In a case with substantial repercussions for purchasers of credit card debt in Illinois and elsewhere, the Appellate Court of Illinois, First District, has ruled in Portfolio Acquisitions, L.L.C. v. Feltman, 1-07-3004 (May 20, 2009) that a shorter 5-year limitations period applies to credit card debts if any essential element of the contract must be proven by parol evidence. The ruling impacts numerous federal lawsuits brought under the Fair Debt Collection Practices Act.
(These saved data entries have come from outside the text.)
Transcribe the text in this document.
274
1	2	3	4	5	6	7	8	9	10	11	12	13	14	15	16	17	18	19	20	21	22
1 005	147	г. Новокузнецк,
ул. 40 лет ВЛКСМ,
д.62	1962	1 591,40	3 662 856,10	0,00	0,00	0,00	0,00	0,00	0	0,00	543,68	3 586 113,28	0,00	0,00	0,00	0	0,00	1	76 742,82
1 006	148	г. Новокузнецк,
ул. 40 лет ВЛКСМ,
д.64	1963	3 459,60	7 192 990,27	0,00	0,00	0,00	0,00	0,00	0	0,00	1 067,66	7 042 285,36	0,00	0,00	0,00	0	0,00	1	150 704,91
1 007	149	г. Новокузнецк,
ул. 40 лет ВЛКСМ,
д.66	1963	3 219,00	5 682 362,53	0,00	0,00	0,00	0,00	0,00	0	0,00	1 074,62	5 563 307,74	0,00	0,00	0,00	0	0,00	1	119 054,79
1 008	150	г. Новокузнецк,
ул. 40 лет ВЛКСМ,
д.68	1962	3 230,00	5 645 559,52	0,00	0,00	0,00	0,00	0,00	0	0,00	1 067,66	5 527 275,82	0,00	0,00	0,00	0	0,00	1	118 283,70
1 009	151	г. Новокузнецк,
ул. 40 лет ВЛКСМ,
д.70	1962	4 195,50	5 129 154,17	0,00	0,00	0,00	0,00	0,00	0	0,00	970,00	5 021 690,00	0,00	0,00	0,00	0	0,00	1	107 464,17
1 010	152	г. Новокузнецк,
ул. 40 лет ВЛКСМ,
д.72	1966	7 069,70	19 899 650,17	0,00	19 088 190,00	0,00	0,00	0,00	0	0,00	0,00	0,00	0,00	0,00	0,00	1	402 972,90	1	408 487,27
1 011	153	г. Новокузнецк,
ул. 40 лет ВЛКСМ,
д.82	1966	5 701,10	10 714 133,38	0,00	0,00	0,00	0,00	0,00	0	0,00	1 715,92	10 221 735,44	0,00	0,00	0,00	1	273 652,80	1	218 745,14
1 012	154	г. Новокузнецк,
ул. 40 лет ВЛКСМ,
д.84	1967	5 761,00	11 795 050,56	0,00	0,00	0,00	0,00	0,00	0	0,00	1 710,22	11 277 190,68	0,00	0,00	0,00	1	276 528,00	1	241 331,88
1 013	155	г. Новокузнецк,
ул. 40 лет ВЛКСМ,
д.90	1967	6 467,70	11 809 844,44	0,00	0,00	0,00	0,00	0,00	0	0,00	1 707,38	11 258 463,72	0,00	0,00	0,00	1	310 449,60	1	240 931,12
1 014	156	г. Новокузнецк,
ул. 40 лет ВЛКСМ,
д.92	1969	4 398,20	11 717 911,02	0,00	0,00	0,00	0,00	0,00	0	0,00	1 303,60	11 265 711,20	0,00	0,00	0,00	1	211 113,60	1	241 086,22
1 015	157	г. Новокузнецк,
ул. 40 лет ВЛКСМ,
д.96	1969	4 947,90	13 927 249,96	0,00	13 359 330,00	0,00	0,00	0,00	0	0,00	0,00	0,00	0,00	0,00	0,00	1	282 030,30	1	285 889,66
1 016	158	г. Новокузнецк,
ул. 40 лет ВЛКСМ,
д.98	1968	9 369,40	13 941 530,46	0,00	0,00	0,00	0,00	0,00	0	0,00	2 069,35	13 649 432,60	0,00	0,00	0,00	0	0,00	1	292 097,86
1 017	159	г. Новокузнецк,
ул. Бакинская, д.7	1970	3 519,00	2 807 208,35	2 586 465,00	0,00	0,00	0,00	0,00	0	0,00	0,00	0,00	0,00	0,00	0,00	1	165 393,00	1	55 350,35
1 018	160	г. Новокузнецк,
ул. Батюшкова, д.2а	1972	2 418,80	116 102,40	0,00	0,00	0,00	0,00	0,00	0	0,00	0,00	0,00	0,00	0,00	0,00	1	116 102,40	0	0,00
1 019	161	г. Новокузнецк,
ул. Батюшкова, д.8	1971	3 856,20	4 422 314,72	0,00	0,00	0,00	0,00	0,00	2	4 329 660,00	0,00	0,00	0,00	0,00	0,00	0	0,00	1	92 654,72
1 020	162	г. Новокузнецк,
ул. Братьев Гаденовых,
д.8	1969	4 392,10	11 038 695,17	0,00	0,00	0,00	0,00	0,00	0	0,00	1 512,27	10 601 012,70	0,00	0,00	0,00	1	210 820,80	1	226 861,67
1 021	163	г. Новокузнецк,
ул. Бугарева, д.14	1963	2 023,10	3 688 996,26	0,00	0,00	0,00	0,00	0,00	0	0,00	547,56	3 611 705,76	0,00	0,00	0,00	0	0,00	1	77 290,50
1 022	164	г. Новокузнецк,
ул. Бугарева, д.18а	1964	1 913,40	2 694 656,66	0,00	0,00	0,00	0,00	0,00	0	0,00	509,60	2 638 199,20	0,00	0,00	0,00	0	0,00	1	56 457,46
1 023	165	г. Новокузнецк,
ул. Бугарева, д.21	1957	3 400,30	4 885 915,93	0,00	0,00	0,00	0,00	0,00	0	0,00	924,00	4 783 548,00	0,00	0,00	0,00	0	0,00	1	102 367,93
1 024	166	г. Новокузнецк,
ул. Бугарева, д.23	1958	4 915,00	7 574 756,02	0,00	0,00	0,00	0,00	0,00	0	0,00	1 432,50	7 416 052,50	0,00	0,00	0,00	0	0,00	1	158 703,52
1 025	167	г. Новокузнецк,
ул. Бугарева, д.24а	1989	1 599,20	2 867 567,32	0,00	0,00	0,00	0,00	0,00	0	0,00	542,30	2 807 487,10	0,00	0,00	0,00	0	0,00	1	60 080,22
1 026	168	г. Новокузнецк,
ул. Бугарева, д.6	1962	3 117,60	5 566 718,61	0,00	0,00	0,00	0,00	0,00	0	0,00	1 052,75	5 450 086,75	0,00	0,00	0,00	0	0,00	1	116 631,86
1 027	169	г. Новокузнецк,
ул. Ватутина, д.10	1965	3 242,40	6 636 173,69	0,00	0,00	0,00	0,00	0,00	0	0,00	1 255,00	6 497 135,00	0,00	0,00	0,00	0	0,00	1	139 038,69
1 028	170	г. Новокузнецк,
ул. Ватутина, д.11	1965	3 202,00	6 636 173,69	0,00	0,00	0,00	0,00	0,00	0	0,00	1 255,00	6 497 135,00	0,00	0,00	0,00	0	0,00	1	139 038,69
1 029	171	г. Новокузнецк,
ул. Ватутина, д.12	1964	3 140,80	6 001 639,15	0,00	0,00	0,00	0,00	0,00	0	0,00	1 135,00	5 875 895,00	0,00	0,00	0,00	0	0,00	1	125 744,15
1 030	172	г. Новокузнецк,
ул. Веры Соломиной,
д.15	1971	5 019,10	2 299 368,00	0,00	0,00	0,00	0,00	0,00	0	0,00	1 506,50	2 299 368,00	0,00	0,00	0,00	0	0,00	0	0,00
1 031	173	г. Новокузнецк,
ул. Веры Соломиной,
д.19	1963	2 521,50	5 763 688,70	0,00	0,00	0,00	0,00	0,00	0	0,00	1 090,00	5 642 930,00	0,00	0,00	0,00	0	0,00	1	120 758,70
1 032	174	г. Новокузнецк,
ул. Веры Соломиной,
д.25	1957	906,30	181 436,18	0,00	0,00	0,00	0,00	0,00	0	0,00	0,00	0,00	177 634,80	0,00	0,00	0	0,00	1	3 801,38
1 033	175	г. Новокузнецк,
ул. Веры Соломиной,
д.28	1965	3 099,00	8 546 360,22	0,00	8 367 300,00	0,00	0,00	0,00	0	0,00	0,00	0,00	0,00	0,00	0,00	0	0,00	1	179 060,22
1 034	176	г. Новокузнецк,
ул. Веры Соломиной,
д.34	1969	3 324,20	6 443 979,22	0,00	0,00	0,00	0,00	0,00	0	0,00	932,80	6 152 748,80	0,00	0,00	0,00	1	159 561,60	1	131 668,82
In Feltman, the issue in the appeal was whether the plaintiff, a debt buyer and collector, had timely filed an action against the defendant for failure to pay amounts owed on a credit card. Plaintiff filed its action in 2005 to seek payment on the credit card charges. The last activity on the account was in 1999. Defendant claimed that the credit card application, agreement and statements of account attached to the complaint did not evidence a written contract. Defendant claimed that the action was therefore untimely as it was filed beyond the 5-year statute of limitations for bringing an action based on an oral contract. Under Illinois law, a 10-year statute of limitations applies to written contracts. The trial court agreed with the debtor and the debt buyer appealed.

The appellate court affirmed the dismissal. Critical to the court's conclusion that the contract for credit card debt was not a written contract subject to a longer (10-year) statute of limitations was that not all of the terms of the contract were contained in a single document provided by the plaintiff. Rather, the appellate court determined that the documents submitted-credit card application, credit card agreement and account statements-individually did not contain the elements of a written contract. The court concluded that (i) the credit card application was not a contract but merely a request to extend credit, (ii) the credit card agreement constituted an offer to extend credit which could be revoked at any time, and (iii) the account statements were merely account summaries and did not constitute indebtedness. Because all of the elements of a written contract, including mutual assent and a promise to pay, were not integrated into a single set of documents, the court determined that the shorter 5-year period applied. Troublingly, the court declined to adopt a "composite document" theory to craft a single written contract from the various documents presented. Since no single written contract existed, the court concluded that the applicable statute of limitations for bringing an action for collection of credit card debt was five years under 735 ILCS 5/13-205 and affirmed the trial court's dismissal.